Se tropezaron con una estructura achaparrada construida con ladrillos bastos hasta formar una caja rectangular que les llegaba a la cintura, y que se estaba desmoronando por un extremo.

—Ven, cabemos los dos. —Maggie se agachó y entró a rastras en la cámara oscura que formaban los ladrillos.

Jem se acuclilló pero no llegó a seguirla.

—¿Y qué sucederá si nos encuentran aquí? Estaremos acorralados como un zorro en su madriguera. Si nos quedamos fuera al menos podremos correr.

—Nos atraparán si corremos... Son más fuertes y más numerosos.

Al final, el ruido de los hombres que avanzaban con estrépito por el campo decidió a Jem. Se metió como pudo en el escaso espacio oscuro que aún quedaba y se apretó contra Maggie. El agujero olía a arcilla y humo, y al débil olor a vinagre de la piel de su amiga.

Se acurrucaron juntos sintiendo el frío, tratando de calmar su respiración. Al cabo de un minuto se tranquilizaron, su aliento sincronizado de manera natural en un ritmo uniforme.

—Espero que Maisie esté bien —dijo Jem en voz muy baja.

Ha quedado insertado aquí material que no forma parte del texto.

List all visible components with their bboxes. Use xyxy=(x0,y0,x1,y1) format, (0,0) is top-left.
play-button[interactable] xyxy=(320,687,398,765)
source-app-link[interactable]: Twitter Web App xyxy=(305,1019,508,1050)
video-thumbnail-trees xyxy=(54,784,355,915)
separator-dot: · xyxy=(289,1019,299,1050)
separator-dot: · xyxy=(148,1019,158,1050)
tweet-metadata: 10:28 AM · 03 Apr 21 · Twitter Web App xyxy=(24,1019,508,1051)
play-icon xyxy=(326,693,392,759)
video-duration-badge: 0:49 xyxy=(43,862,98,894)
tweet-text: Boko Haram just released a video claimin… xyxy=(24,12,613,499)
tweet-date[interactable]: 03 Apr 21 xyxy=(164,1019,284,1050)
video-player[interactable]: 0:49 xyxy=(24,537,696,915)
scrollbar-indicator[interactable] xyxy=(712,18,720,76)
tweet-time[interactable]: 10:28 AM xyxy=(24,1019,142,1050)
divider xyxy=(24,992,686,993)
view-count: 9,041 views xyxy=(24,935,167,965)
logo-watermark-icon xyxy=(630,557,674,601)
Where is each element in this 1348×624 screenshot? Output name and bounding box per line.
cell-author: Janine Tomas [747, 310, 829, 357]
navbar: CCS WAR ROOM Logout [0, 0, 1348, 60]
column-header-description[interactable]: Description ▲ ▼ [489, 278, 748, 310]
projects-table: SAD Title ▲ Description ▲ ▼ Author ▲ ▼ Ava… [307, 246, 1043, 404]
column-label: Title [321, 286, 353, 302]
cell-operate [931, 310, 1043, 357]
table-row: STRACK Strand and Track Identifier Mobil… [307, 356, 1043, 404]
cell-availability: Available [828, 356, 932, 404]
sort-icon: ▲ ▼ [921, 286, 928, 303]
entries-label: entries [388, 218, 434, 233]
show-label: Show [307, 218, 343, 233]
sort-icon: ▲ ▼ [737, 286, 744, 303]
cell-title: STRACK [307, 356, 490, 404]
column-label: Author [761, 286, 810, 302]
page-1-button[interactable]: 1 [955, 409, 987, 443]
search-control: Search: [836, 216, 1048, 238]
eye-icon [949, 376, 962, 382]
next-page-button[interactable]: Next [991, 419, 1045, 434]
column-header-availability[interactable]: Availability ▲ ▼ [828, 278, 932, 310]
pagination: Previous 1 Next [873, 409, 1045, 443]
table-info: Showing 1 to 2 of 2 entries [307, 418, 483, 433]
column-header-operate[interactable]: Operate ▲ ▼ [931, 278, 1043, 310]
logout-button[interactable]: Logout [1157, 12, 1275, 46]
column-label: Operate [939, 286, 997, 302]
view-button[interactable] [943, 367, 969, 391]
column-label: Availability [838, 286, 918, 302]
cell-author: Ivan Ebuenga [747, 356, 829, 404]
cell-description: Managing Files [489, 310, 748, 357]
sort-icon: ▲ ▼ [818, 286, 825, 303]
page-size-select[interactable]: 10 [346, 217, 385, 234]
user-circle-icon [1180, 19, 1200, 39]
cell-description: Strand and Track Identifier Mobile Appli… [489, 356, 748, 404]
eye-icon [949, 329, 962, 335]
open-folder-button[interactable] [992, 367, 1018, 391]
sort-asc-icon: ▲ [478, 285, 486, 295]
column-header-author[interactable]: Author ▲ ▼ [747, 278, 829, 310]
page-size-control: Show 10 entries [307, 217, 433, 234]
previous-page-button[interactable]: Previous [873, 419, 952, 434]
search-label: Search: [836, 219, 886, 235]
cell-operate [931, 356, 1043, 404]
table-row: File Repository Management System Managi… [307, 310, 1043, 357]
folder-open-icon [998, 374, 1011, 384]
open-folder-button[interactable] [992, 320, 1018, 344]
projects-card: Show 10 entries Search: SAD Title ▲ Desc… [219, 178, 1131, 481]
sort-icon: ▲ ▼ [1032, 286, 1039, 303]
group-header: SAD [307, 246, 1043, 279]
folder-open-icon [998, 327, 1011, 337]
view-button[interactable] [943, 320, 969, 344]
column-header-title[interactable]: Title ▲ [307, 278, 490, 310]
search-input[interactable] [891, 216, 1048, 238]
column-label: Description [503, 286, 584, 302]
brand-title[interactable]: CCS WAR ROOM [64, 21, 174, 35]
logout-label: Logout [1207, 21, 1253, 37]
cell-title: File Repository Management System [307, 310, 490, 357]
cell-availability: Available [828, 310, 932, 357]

—El señor Blake no permitirá que le suceda nada.

—¿Qué crees que nos harán si nos pillan?

—No nos encontrarán.

Escucharon. Sus perseguidores, en efecto, sonaban cada vez más lejos, como si se hubieran desviado y se encaminasen hacia Lambeth Palace.

Maggie dejó escapar una risita.

—La col.

—Sí. —Jem sonrió—. Ha sido un buen tiro.

—Gracias: también en Londres sabemos atinar. —Maggie se ciñó el chal, apretándose contra Jem al hacerlo. Su amigo notó que tiritaba.

—Ven, acércate más para que te dé calor. —La rodeó con el brazo; al atraerla hacia sí, Maggie alzó su brazo y le puso la mano en el hombro, de manera que estaban abrazados; luego pegó la cara a su cuello. A Jem se le escapó un grito ahogado.

—¡Tienes la nariz helada!

Maggie retiró la cara y rió. Al alzarla para mirarlo, Jem captó el brillo de sus dientes. Luego sus labios se unieron y, con aquel contacto suave y tibio, todos los gélidos terrores de la noche se desvanecieron.